As previously announced in August 2022, patient enrollment at the higher dose had been voluntarily paused following the reporting of suspected unexpected significant adverse reactions (SUSARs) in three patients shortly after they received the higher dose of AMT-130. The SUSAR events in all three patients have since fully resolved. The DSMB recommended implementing additional risk mitigation procedures during the first two weeks after the surgical administration of AMT-130, including a seven-day, in-person post-surgical visit. The DSMB also made no change to the treatment protocol regarding the use of immunosuppression that will continue to be at the discretion of the treating physician. The Company plans to resume patient dosing in the open-label European clinical study as soon as possible and complete enrollment in the first half of 2023. To date, 10 patients have been treated in the European study, including all six patients in the lower-dose cohort and four of nine patients in the higher-dose cohort. The Company still plans to announce one to two-years of follow up data from the U.S. Phase I/II clinical study in the second quarter of 2023.

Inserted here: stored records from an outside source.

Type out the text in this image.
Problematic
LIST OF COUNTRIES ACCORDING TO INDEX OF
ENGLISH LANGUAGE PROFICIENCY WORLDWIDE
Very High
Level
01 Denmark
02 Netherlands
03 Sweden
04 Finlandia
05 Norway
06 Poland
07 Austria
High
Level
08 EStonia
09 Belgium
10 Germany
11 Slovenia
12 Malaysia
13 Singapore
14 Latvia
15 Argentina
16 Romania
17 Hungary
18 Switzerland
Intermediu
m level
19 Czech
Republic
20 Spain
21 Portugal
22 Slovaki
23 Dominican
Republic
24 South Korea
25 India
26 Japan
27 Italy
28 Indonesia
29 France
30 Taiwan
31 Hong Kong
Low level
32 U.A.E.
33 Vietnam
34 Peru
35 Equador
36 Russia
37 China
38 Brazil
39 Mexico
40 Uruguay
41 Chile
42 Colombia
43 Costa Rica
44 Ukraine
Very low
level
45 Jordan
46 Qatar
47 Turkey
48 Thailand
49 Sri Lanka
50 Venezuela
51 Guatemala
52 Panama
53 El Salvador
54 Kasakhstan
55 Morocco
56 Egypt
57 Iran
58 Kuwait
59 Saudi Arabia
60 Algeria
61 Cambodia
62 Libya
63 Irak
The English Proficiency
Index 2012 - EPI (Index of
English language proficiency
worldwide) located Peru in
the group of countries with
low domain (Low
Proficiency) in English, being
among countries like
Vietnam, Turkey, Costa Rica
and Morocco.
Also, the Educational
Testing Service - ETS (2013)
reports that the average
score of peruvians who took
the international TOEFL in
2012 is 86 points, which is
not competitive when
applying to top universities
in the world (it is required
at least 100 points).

All 26 patients have been enrolled in the first two cohorts of the randomized, controlled and double-blinded U.S. Phase I/II study of AMT-130, including 10 patients in the lower-dose cohort (6 treated patients and 4 control patients) and 16 patients in the higher-dose cohort (10 treated patients and 6 control patients). One control patient from the higher-dose cohort was successfully crossed over to treatment in the third quarter of 2022 and received the lower dose of AMT-130. In June 2022, the Company announced 12-month follow-up data from the lower-dose cohort of the U.S. Phase I/II study of AMT-130. The lower dose was generally well-tolerated with no serious adverse events related to treatment. In the four treated patients with evaluable data from this cohort, mean levels of mutant Huntingtin protein (mHTT) in the cerebral spinal fluid (CSF) declined at all timepoints compared to baseline and decreased by 53.8% at 12 months of follow-up. In the six treated patients in the lower-dose cohort, measurements of neurofilament light chain (NfL) in the CSF, a biomarker of neuronal damage, initially increased as expected following the AMT-130 surgical procedure and declined thereafter, nearing baseline at 12 months of follow-up.